Confining electrons to fewer than three spatial dimensions increases the relative strength of potential to kinetic energy, which can generate a wide variety of novel emergent quantum phenomena. I will discuss three experiments probing the unique physics of coupled 1D-2D and 0D-2D systems. First, we studied Coulomb drag between a 1D conductor and a 2D conductor: an individual single-walled carbon nanotube and monolayer graphene, separated by a few-atom-thick hexagonal boron nitride layer. We found novel temperature- and carrier density-dependent drag behavior arising from the mixed-dimensional nature of the system, including possible hydrodynamic flow of graphene electrons generated by current in the nanotube.
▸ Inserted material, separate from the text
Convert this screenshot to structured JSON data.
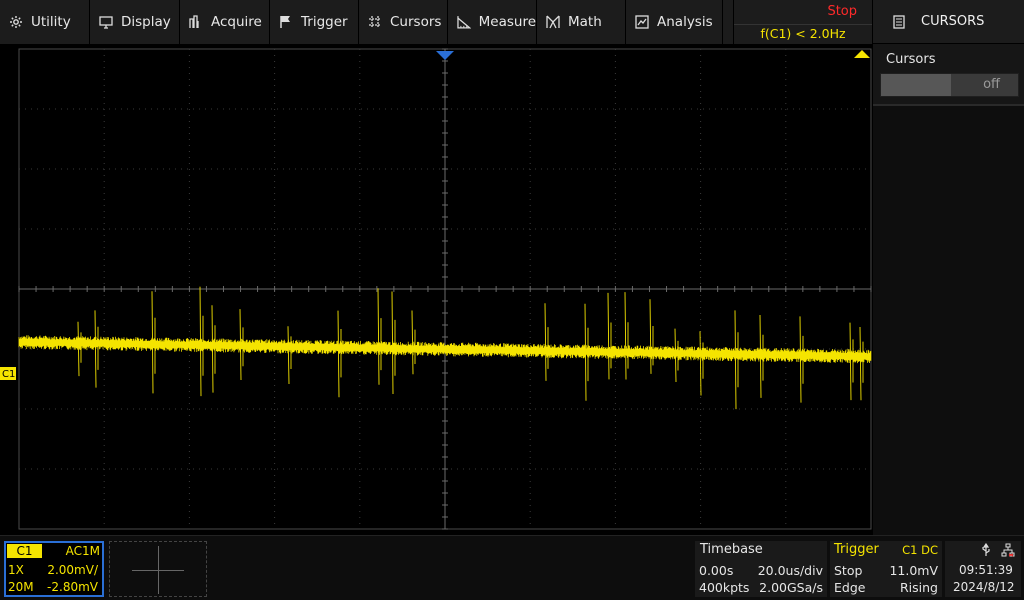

Separately, we measured thermal transport in carbon nanotubes using 2D graphene sections as heaters and thermometers via Johnson noise measurements. We demonstrated the high sensitivity of our thermometry technique and observed signatures of unusual energy transport due to collective 1D electronic motion combined with long-range interactions. Finally, we studied electrical and thermoelectric transport through an etch-defined graphene quantum dot in a strong magnetic field, where irregularity on the edge of a small flake in the lowest Landau level is predicted to generate novel non-Fermi liquid behavior. We found significant deviations of the thermoelectric response from the predictions of the Mott formula at high magnetic fields, and electrical conductance and thermopower resonances that suggest an interplay of quantum Hall physics, Coulomb interaction, quantum confinement and disorder at a range of temperatures.